Le bordage est l’étape qui transforme un squelette de couples en coque crédible, et c’est aussi celle où la plupart des maquettistes débutants perdent patience. Comptez plusieurs dizaines d’heures pour une coque de taille moyenne, dont une bonne moitié consacrée au seul ajustage des lisses avant collage : ce n’est pas une opération qu’on improvise le dimanche après-midi entre deux tâches.
Pourquoi tout part du couple
Un couple est la pièce transversale qui donne sa section à la coque, un peu comme une côte donne sa forme au buste. Sur un kit en bois, les couples sont généralement prédécoupés dans du contreplaqué fin et s’enfilent sur une quille centrale, formant le squelette qu’on appelle la membrure. C’est la précision de cet assemblage qui conditionne tout le reste : un couple mal aligné se voit immédiatement une fois les premières lisses posées, et il est presque impossible de corriger après coup sans tout déposer.
La méthode en douze étapes
- Vérifier l’équerrage de chaque couple sur la quille avant tout collage, à l’aide d’une équerre de modéliste.
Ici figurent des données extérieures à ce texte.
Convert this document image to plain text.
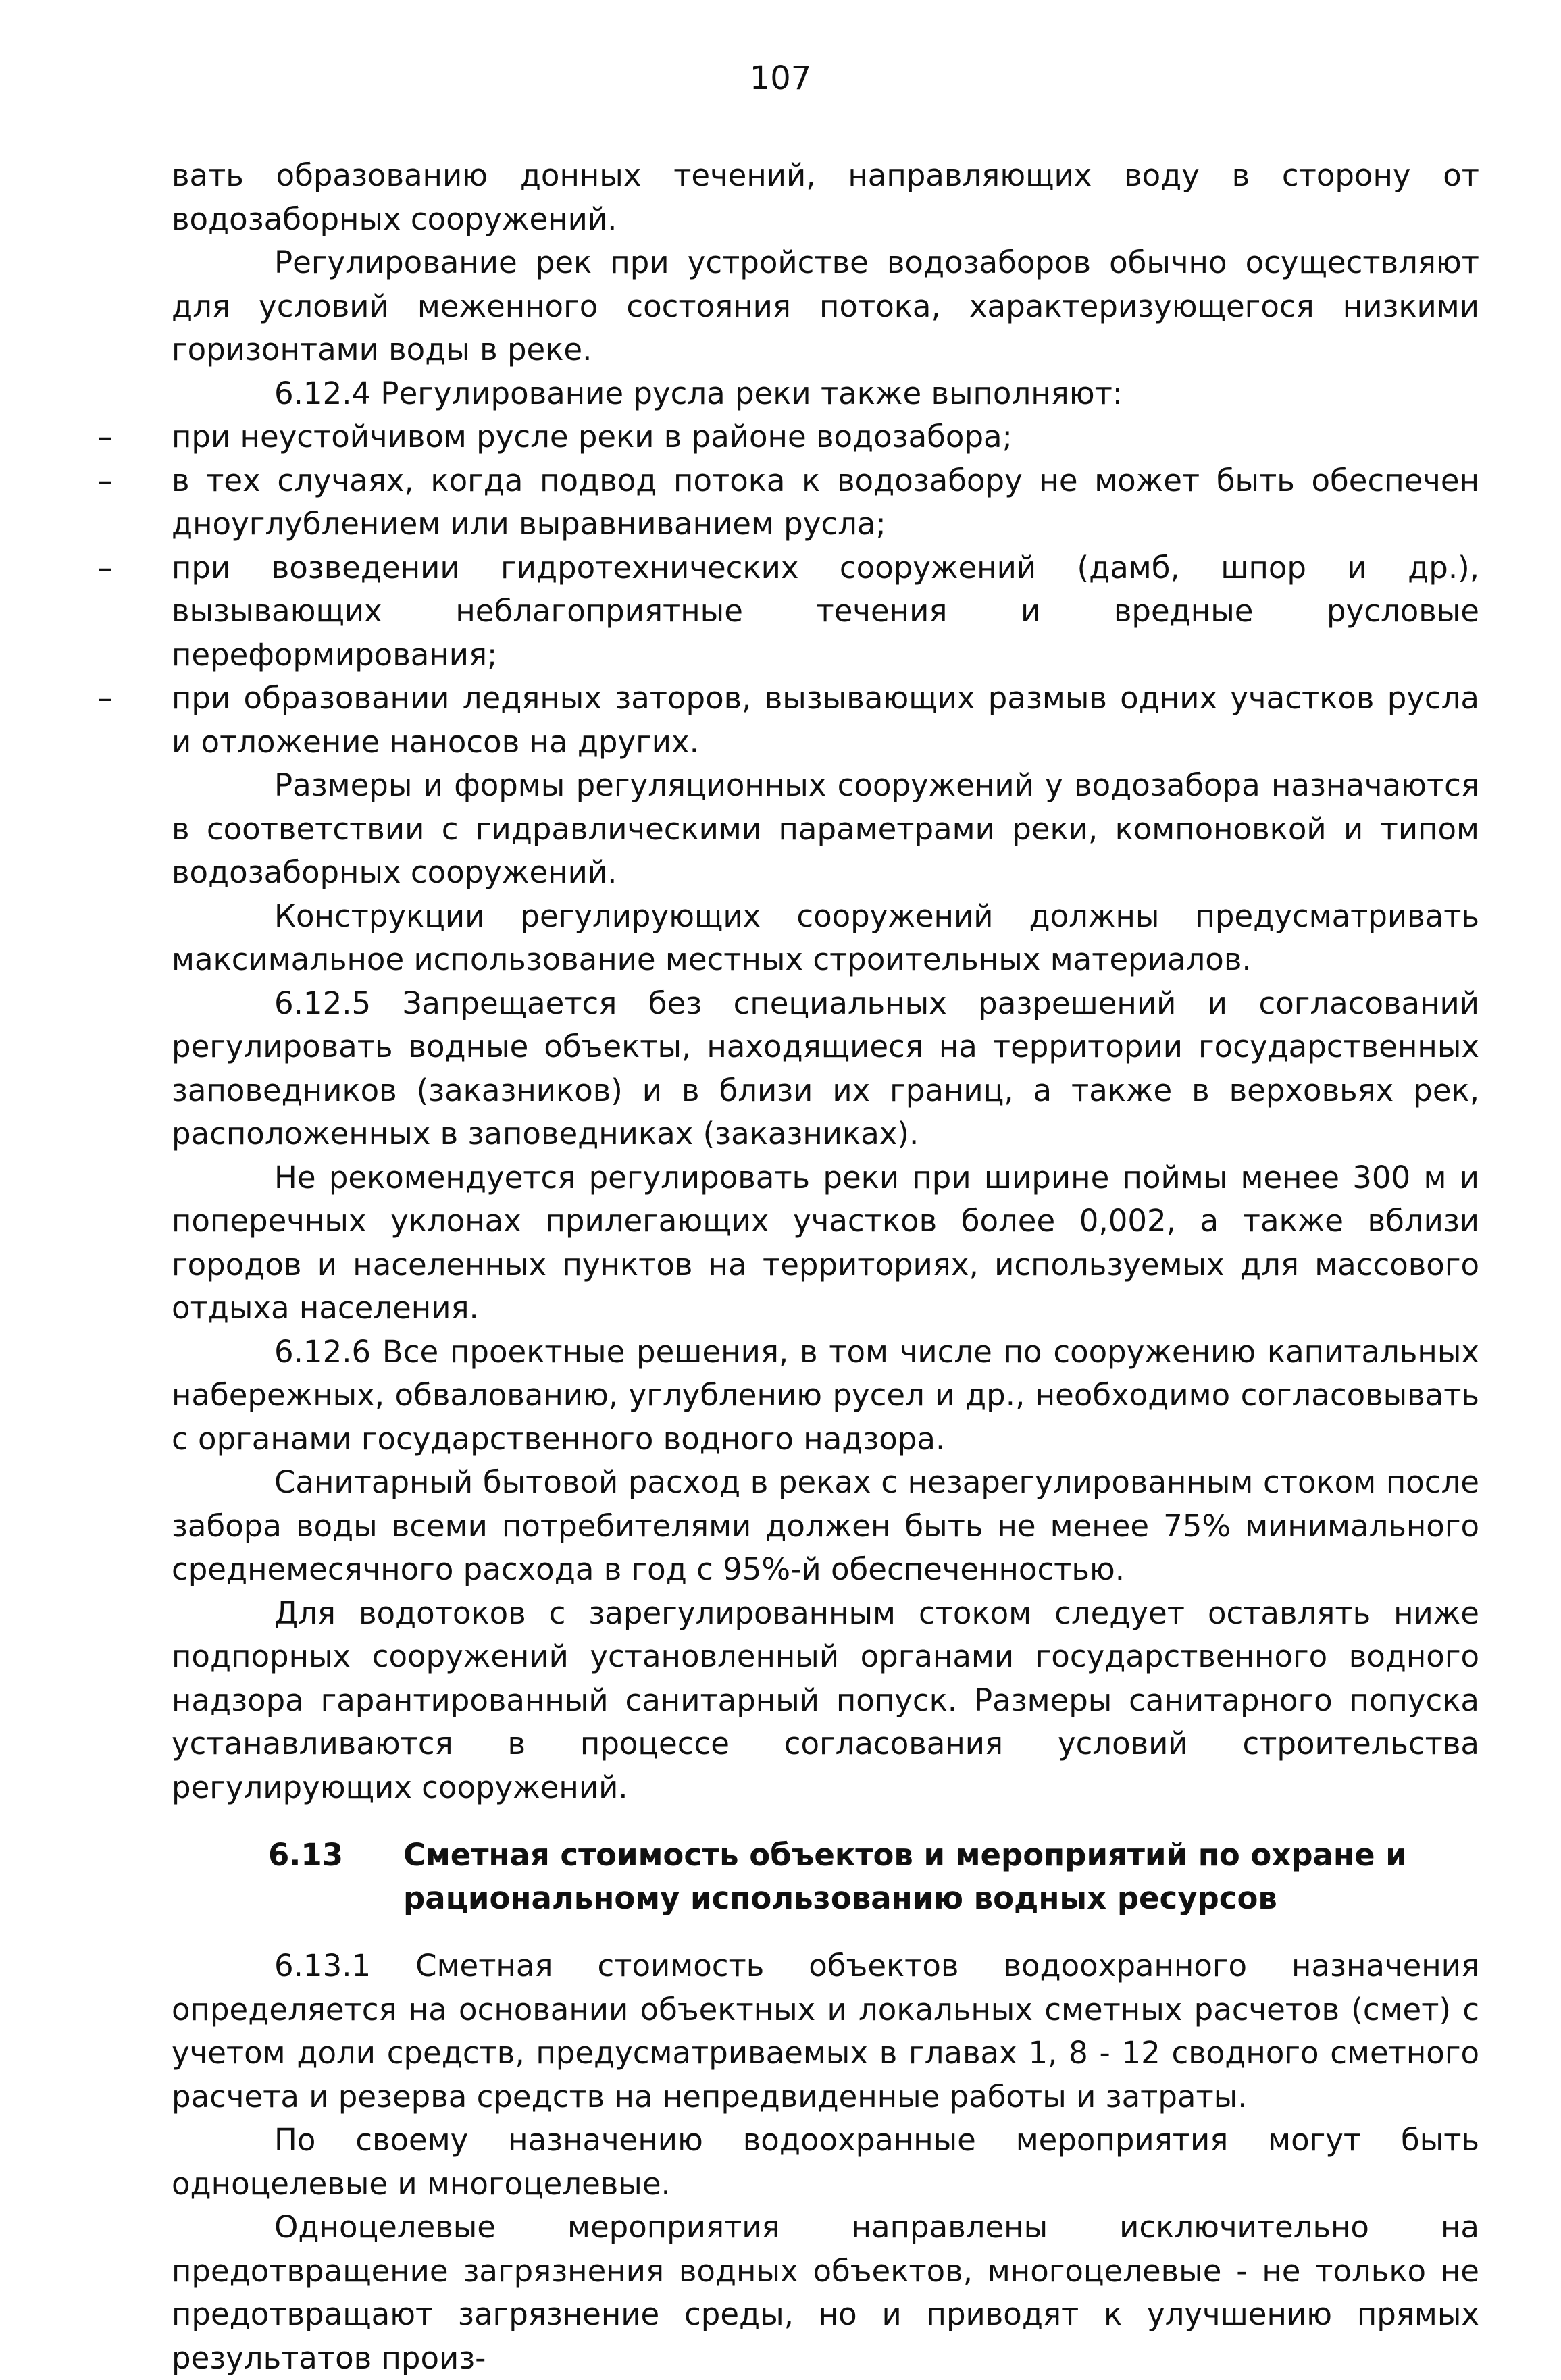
107

вать образованию донных течений, направляющих воду в сторону от водозаборных сооружений.

Регулирование рек при устройстве водозаборов обычно осуществляют для условий меженного состояния потока, характеризующегося низкими горизонтами воды в реке.

6.12.4 Регулирование русла реки также выполняют:

– при неустойчивом русле реки в районе водозабора;

– в тех случаях, когда подвод потока к водозабору не может быть обеспечен дноуглублением или выравниванием русла;

– при возведении гидротехнических сооружений (дамб, шпор и др.), вызывающих неблагоприятные течения и вредные русловые переформирования;

– при образовании ледяных заторов, вызывающих размыв одних участков русла и отложение наносов на других.

Размеры и формы регуляционных сооружений у водозабора назначаются в соответствии с гидравлическими параметрами реки, компоновкой и типом водозаборных сооружений.

Конструкции регулирующих сооружений должны предусматривать максимальное использование местных строительных материалов.

6.12.5 Запрещается без специальных разрешений и согласований регулировать водные объекты, находящиеся на территории государственных заповедников (заказников) и в близи их границ, а также в верховьях рек, расположенных в заповедниках (заказниках).

Не рекомендуется регулировать реки при ширине поймы менее 300 м и поперечных уклонах прилегающих участков более 0,002, а также вблизи городов и населенных пунктов на территориях, используемых для массового отдыха населения.

6.12.6 Все проектные решения, в том числе по сооружению капитальных набережных, обвалованию, углублению русел и др., необходимо согласовывать с органами государственного водного надзора.

Санитарный бытовой расход в реках с незарегулированным стоком после забора воды всеми потребителями должен быть не менее 75% минимального среднемесячного расхода в год с 95%-й обеспеченностью.

Для водотоков с зарегулированным стоком следует оставлять ниже подпорных сооружений установленный органами государственного водного надзора гарантированный санитарный попуск. Размеры санитарного попуска устанавливаются в процессе согласования условий строительства регулирующих сооружений.

6.13	Сметная стоимость объектов и мероприятий по охране и рациональному использованию водных ресурсов

6.13.1 Сметная стоимость объектов водоохранного назначения определяется на основании объектных и локальных сметных расчетов (смет) с учетом доли средств, предусматриваемых в главах 1, 8 - 12 сводного сметного расчета и резерва средств на непредвиденные работы и затраты.

По своему назначению водоохранные мероприятия могут быть одноцелевые и многоцелевые.

Одноцелевые мероприятия направлены исключительно на предотвращение загрязнения водных объектов, многоцелевые - не только не предотвращают загрязнение среды, но и приводят к улучшению прямых результатов произ-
- Coller les couples un par un, en contrôlant l’alignement par rapport à un fil tendu dans l’axe de la coque.
- Laisser sécher complètement l’ensemble avant de poncer le profil des couples au papier fin, pour obtenir un galbe continu.
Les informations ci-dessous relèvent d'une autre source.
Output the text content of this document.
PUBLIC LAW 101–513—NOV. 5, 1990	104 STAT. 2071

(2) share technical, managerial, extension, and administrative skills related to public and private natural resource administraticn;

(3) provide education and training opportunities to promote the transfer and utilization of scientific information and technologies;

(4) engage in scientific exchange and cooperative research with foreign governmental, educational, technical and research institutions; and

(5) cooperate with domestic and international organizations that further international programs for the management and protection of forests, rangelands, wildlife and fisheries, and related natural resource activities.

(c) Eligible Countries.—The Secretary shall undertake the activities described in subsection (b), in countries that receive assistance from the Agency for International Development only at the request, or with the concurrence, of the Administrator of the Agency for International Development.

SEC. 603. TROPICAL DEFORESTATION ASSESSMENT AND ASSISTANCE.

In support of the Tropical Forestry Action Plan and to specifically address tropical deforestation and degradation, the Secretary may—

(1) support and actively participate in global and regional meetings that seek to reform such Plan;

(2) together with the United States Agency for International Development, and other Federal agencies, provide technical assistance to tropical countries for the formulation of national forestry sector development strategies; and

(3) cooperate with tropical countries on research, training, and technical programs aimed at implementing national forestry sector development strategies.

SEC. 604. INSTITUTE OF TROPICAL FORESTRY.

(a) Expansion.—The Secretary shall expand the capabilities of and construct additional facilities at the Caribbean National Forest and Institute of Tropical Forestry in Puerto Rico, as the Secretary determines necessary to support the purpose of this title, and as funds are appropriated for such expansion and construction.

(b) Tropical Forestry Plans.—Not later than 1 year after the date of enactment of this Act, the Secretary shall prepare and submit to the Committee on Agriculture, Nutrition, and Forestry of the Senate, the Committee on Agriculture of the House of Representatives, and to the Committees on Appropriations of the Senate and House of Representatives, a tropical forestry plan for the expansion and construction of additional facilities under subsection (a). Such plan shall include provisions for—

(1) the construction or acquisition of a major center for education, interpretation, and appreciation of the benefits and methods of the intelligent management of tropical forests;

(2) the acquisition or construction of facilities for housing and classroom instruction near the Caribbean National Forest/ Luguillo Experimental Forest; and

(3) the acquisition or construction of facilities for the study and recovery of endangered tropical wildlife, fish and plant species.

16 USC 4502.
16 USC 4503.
- Poser les préceintes, ces lisses plus larges qui marquent les lignes de force de la coque et servent de repères visuels pour la suite.
- Commencer le bordage par la ligne de flottaison, puis remonter vers le pont.
- Tailler chaque lisse un peu plus longue que nécessaire et l’ajuster à sec avant collage.
- Cintrer les lisses les plus tourmentées, à l’avant et à l’arrière, en les humidifiant légèrement ou en les passant sur une source de chaleur douce.
- Coller lisse par lisse avec une colle vinylique, en maintenant la pression avec des pinces à linge ou de petits serre-joints le temps du séchage.
- Alterner les côtés bâbord et tribord pour répartir les tensions et éviter que la coque ne se vrille.
- Poncer progressivement l’ensemble une fois le bordage terminé, en respectant le sens du fil du bois.
- Reboucher les interstices avec une pâte à bois fine avant la couche d’apprêt.
- Passer un premier apprêt léger pour révéler les défauts encore invisibles à l’œil nu, et reponcer localement.
Pas besoin d’un établi de professionnel
Contrairement à une idée reçue, le bordage ne demande pas un outillage coûteux. Une cutter à lames fines, une pince à épiler solide, quelques pinces à linge en bois, une équerre et du papier abrasif de plusieurs grains suffisent à border une coque de taille courante. L’essentiel de l’investissement va dans le temps, pas dans le matériel : mieux vaut deux séances courtes et concentrées qu’une seule session marathon où la fatigue fait dévier la main sur les dernières lisses.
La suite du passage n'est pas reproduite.